Thrifting, Cermati Kebersihan Toko dan Pakaian Bekas yang Dijual
Hindari membeli pakaian dalam, handuk, selimut, sprei, dan topi bekas.
REPUBLIKA.CO.ID, JAKARTA -- Dokter spesialis kulit dari Fakultas Kedokteran Universitas Indonesia (FKUI) Arini Widodo mengingatkan pentingnya keutamaan kebersihan toko yang menjual pakaian bekas. Dengan begitu, konsumen dapat terhindar dari infeksi yang disebabkan virus, jamur, bakteri, hingga parasit.

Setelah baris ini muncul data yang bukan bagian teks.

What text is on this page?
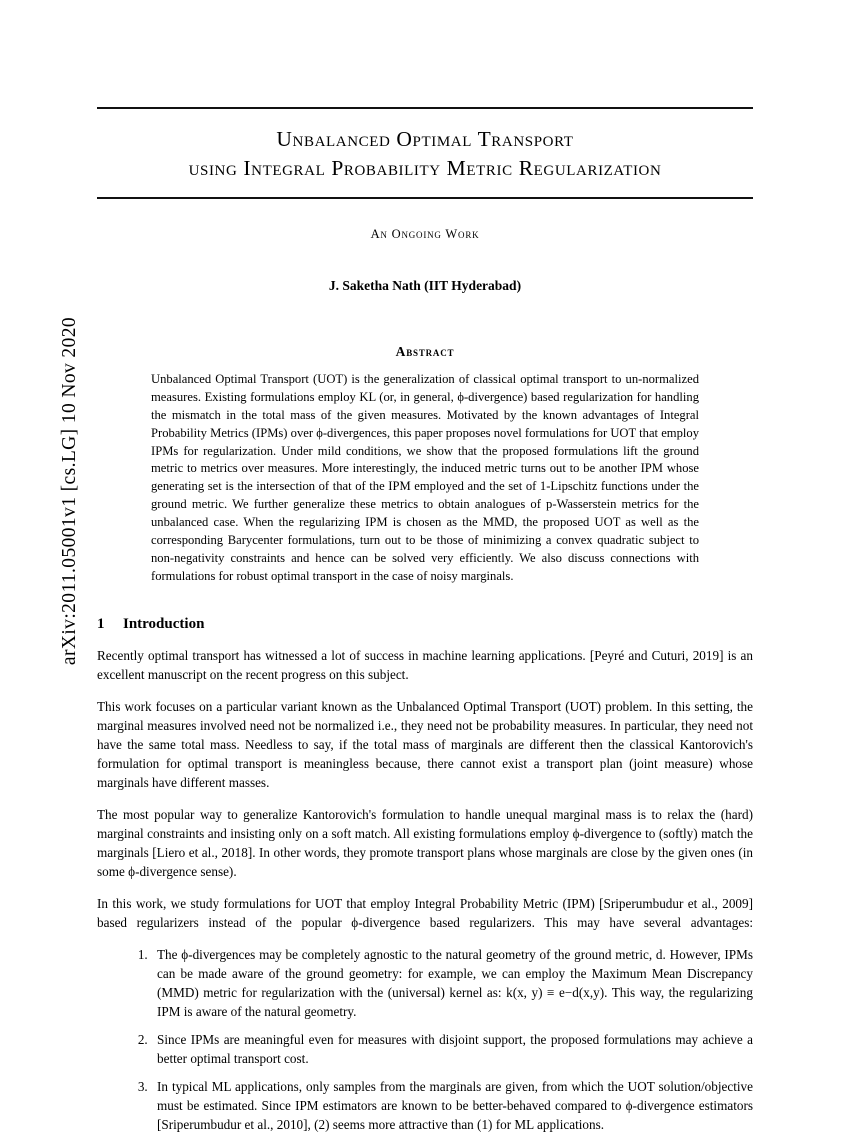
arXiv:2011.05001v1 [cs.LG] 10 Nov 2020
Unbalanced Optimal Transport
using Integral Probability Metric Regularization
An Ongoing Work
J. Saketha Nath (IIT Hyderabad)
Abstract
Unbalanced Optimal Transport (UOT) is the generalization of classical optimal transport to un-normalized measures. Existing formulations employ KL (or, in general, ϕ-divergence) based regularization for handling the mismatch in the total mass of the given measures. Motivated by the known advantages of Integral Probability Metrics (IPMs) over ϕ-divergences, this paper proposes novel formulations for UOT that employ IPMs for regularization. Under mild conditions, we show that the proposed formulations lift the ground metric to metrics over measures. More interestingly, the induced metric turns out to be another IPM whose generating set is the intersection of that of the IPM employed and the set of 1-Lipschitz functions under the ground metric. We further generalize these metrics to obtain analogues of p-Wasserstein metrics for the unbalanced case. When the regularizing IPM is chosen as the MMD, the proposed UOT as well as the corresponding Barycenter formulations, turn out to be those of minimizing a convex quadratic subject to non-negativity constraints and hence can be solved very efficiently. We also discuss connections with formulations for robust optimal transport in the case of noisy marginals.
1 Introduction

Recently optimal transport has witnessed a lot of success in machine learning applications. [Peyré and Cuturi, 2019] is an excellent manuscript on the recent progress on this subject.

This work focuses on a particular variant known as the Unbalanced Optimal Transport (UOT) problem. In this setting, the marginal measures involved need not be normalized i.e., they need not be probability measures. In particular, they need not have the same total mass. Needless to say, if the total mass of marginals are different then the classical Kantorovich's formulation for optimal transport is meaningless because, there cannot exist a transport plan (joint measure) whose marginals have different masses.

The most popular way to generalize Kantorovich's formulation to handle unequal marginal mass is to relax the (hard) marginal constraints and insisting only on a soft match. All existing formulations employ ϕ-divergence to (softly) match the marginals [Liero et al., 2018]. In other words, they promote transport plans whose marginals are close by the given ones (in some ϕ-divergence sense).

In this work, we study formulations for UOT that employ Integral Probability Metric (IPM) [Sriperumbudur et al., 2009] based regularizers instead of the popular ϕ-divergence based regularizers. This may have several advantages:

1. The ϕ-divergences may be completely agnostic to the natural geometry of the ground metric, d. However, IPMs can be made aware of the ground geometry: for example, we can employ the Maximum Mean Discrepancy (MMD) metric for regularization with the (universal) kernel as: k(x, y) ≡ e−d(x,y). This way, the regularizing IPM is aware of the natural geometry.
2. Since IPMs are meaningful even for measures with disjoint support, the proposed formulations may achieve a better optimal transport cost.
3. In typical ML applications, only samples from the marginals are given, from which the UOT solution/objective must be estimated. Since IPM estimators are known to be better-behaved compared to ϕ-divergence estimators [Sriperumbudur et al., 2010], (2) seems more attractive than (1) for ML applications.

"Perhatikan, apakah toko tersebut mengutamakan kebersihan barang-barangnya atau tidak," kata Arini saat dihubungi Antara di Jakarta, Jumat (3/2/2023).

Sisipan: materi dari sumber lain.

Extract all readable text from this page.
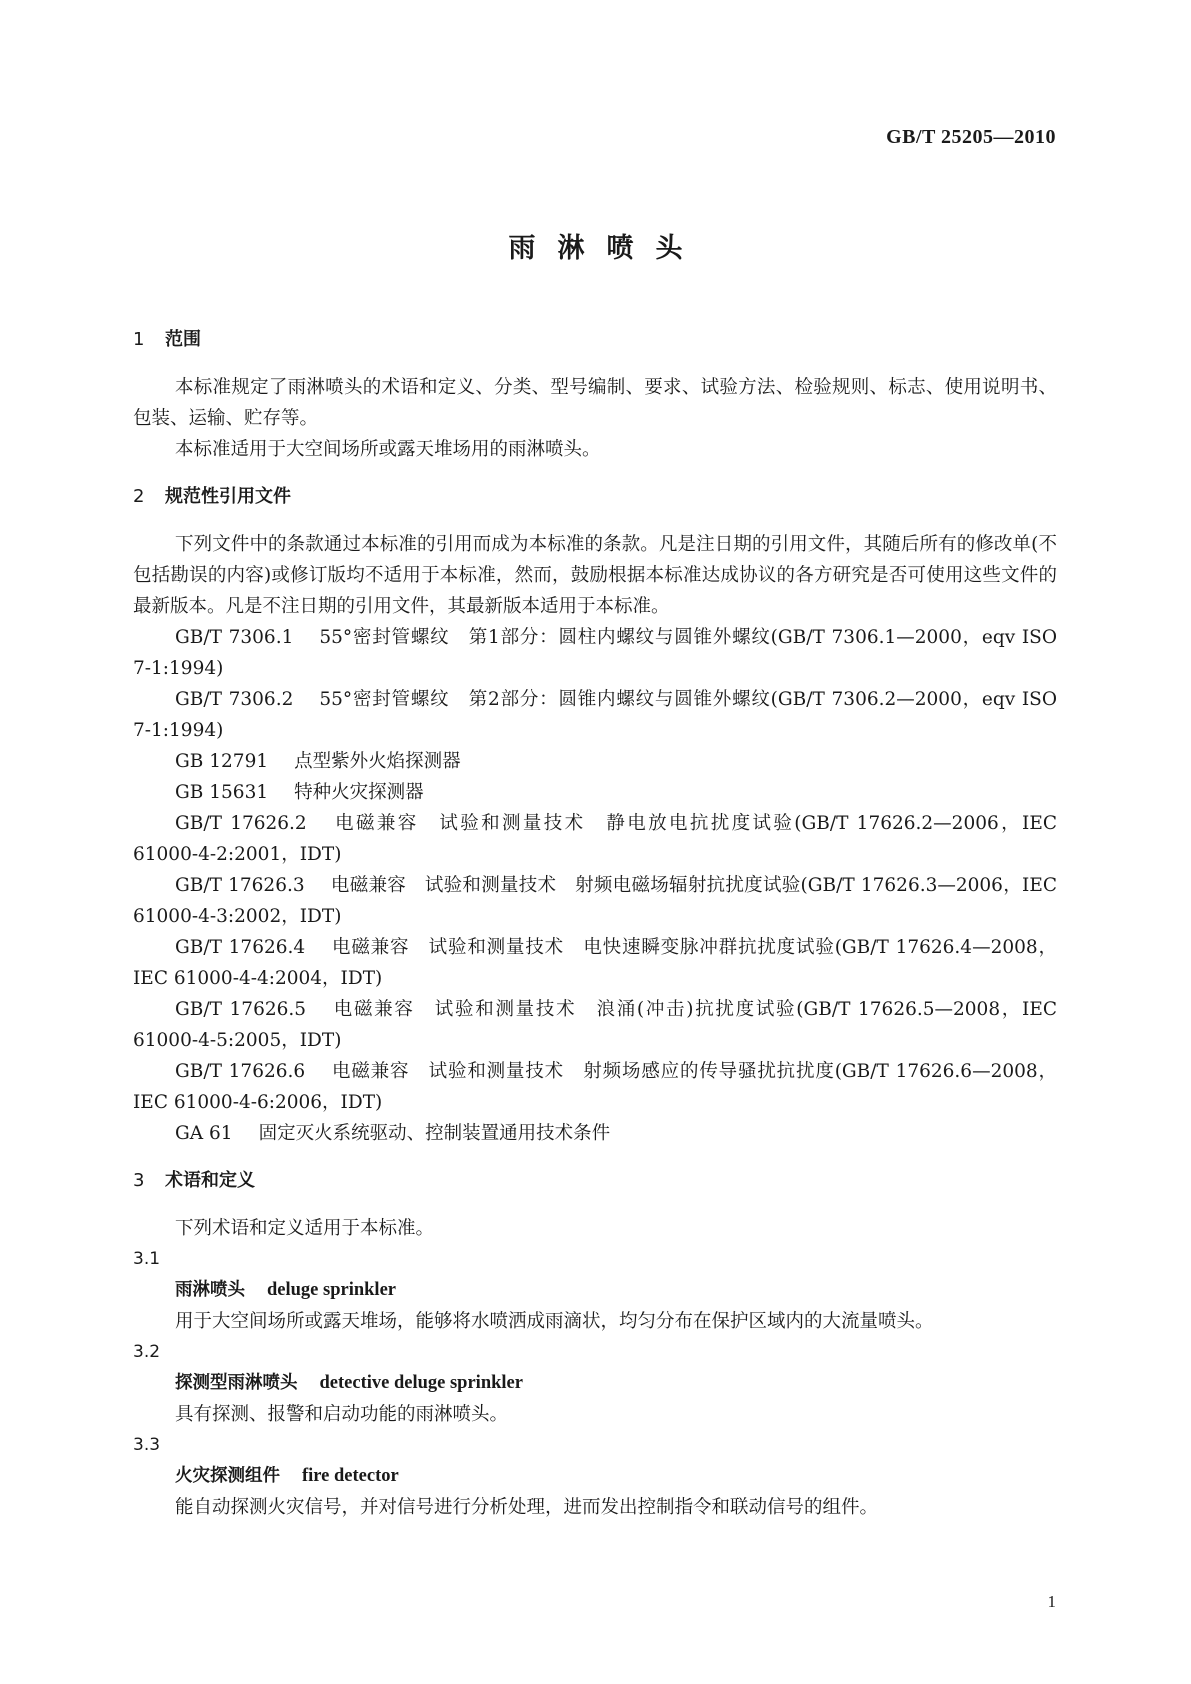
GB/T 25205—2010
雨淋喷头
1 范围
本标准规定了雨淋喷头的术语和定义、分类、型号编制、要求、试验方法、检验规则、标志、使用说明书、包装、运输、贮存等。
本标准适用于大空间场所或露天堆场用的雨淋喷头。
2 规范性引用文件
下列文件中的条款通过本标准的引用而成为本标准的条款。凡是注日期的引用文件，其随后所有的修改单(不包括勘误的内容)或修订版均不适用于本标准，然而，鼓励根据本标准达成协议的各方研究是否可使用这些文件的最新版本。凡是不注日期的引用文件，其最新版本适用于本标准。
GB/T 7306.1 55°密封管螺纹　第1部分：圆柱内螺纹与圆锥外螺纹(GB/T 7306.1—2000，eqv ISO 7-1:1994)
GB/T 7306.2 55°密封管螺纹　第2部分：圆锥内螺纹与圆锥外螺纹(GB/T 7306.2—2000，eqv ISO 7-1:1994)
GB 12791 点型紫外火焰探测器
GB 15631 特种火灾探测器
GB/T 17626.2 电磁兼容　试验和测量技术　静电放电抗扰度试验(GB/T 17626.2—2006，IEC 61000-4-2:2001，IDT)
GB/T 17626.3 电磁兼容　试验和测量技术　射频电磁场辐射抗扰度试验(GB/T 17626.3—2006，IEC 61000-4-3:2002，IDT)
GB/T 17626.4 电磁兼容　试验和测量技术　电快速瞬变脉冲群抗扰度试验(GB/T 17626.4—2008，IEC 61000-4-4:2004，IDT)
GB/T 17626.5 电磁兼容　试验和测量技术　浪涌(冲击)抗扰度试验(GB/T 17626.5—2008，IEC 61000-4-5:2005，IDT)
GB/T 17626.6 电磁兼容　试验和测量技术　射频场感应的传导骚扰抗扰度(GB/T 17626.6—2008，IEC 61000-4-6:2006，IDT)
GA 61 固定灭火系统驱动、控制装置通用技术条件
3 术语和定义
下列术语和定义适用于本标准。
3.1
雨淋喷头 deluge sprinkler
用于大空间场所或露天堆场，能够将水喷洒成雨滴状，均匀分布在保护区域内的大流量喷头。
3.2
探测型雨淋喷头 detective deluge sprinkler
具有探测、报警和启动功能的雨淋喷头。
3.3
火灾探测组件 fire detector
能自动探测火灾信号，并对信号进行分析处理，进而发出控制指令和联动信号的组件。
1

Menurut Arini, akan lebih baik jika pengguna mengetahui pemilik pakaian tersebut sebelumnya. Pakaian bekas yang dilungsurkan dari kakak ke adik, misalnya, dapat mengurangi risiko kesehatan.
Kalau ingin membeli pakaian bekas, perhatikan kemungkinan adanya noda yang menempel, baik yang disebabkan oleh kotoran, bercak darah, atau lainnya. Lalu, pastikan bahwa pakaian bekas yang hendak dibeli sudah dicuci oleh penjual.

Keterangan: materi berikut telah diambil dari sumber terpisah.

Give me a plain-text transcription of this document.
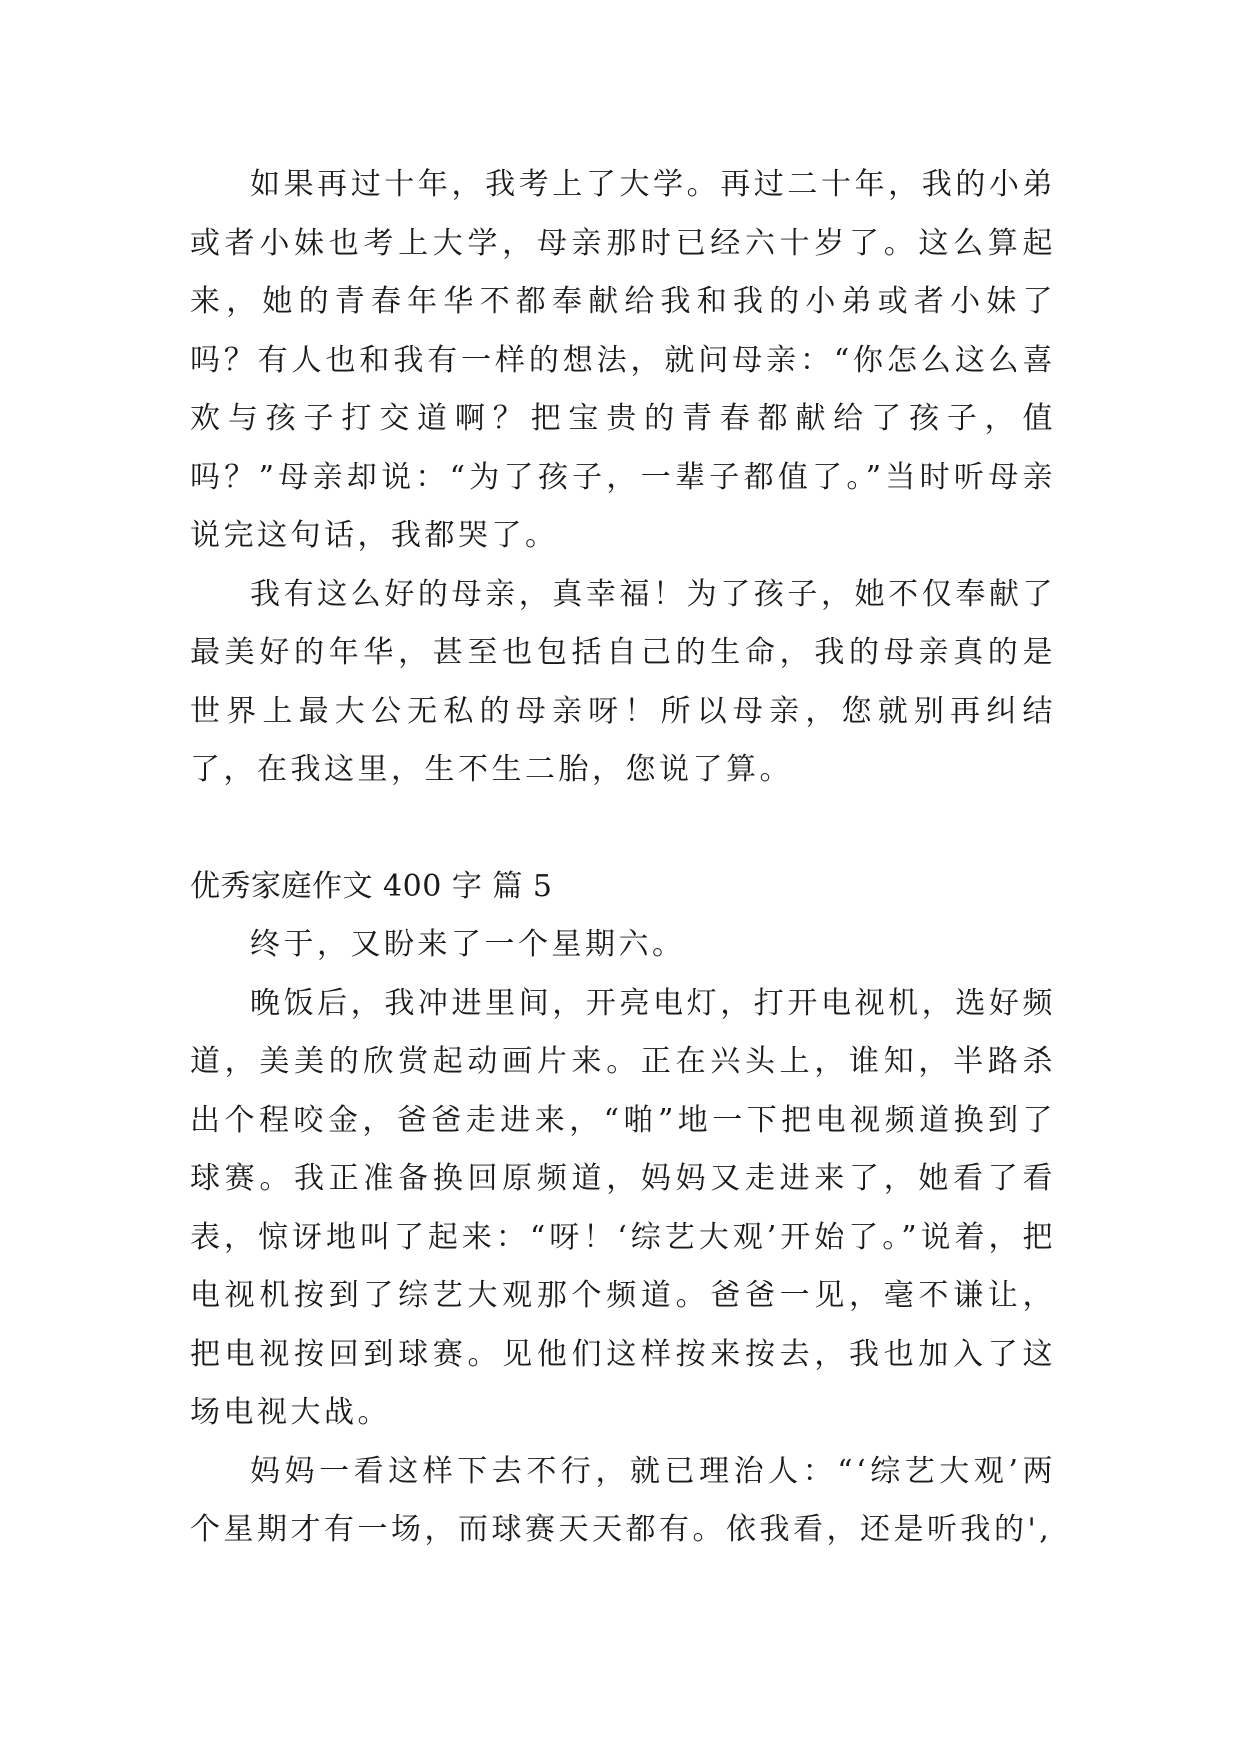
如果再过十年，我考上了大学。再过二十年，我的小弟或者小妹也考上大学，母亲那时已经六十岁了。这么算起来，她的青春年华不都奉献给我和我的小弟或者小妹了吗？有人也和我有一样的想法，就问母亲：“你怎么这么喜欢与孩子打交道啊？把宝贵的青春都献给了孩子，值吗？”母亲却说：“为了孩子，一辈子都值了。”当时听母亲说完这句话，我都哭了。

我有这么好的母亲，真幸福！为了孩子，她不仅奉献了最美好的年华，甚至也包括自己的生命，我的母亲真的是世界上最大公无私的母亲呀！所以母亲，您就别再纠结了，在我这里，生不生二胎，您说了算。

优秀家庭作文 400 字 篇 5

终于，又盼来了一个星期六。

晚饭后，我冲进里间，开亮电灯，打开电视机，选好频道，美美的欣赏起动画片来。正在兴头上，谁知，半路杀出个程咬金，爸爸走进来，“啪”地一下把电视频道换到了球赛。我正准备换回原频道，妈妈又走进来了，她看了看表，惊讶地叫了起来：“呀！‘综艺大观’开始了。”说着，把电视机按到了综艺大观那个频道。爸爸一见，毫不谦让，把电视按回到球赛。见他们这样按来按去，我也加入了这场电视大战。

妈妈一看这样下去不行，就已理治人：“‘综艺大观’两个星期才有一场，而球赛天天都有。依我看，还是听我的',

"Cium baunya, dari situ bisa menentukan apakah pakaian itu sudah dicuci atau belum. Jangan beli yang belum dicuci karena bisa saja ada agen infeksi yang menempel di situ," ujar Arini.
Lalu, lanjut Arini, hindari membeli pakaian dalam, handuk, selimut, sprei, dan topi bekas. Sebab, barang-barang tersebut memiliki kemungkinan yang lebih besar sebagai media penularan penyakit.
Selanjutnya, menurut Arini, pilihlah pakaian yang ukurannya pas di badan. Di tengah terbatasnya ketersediaan ukuran pakaian, hindari memaksakan membeli jika memang tidak sesuai.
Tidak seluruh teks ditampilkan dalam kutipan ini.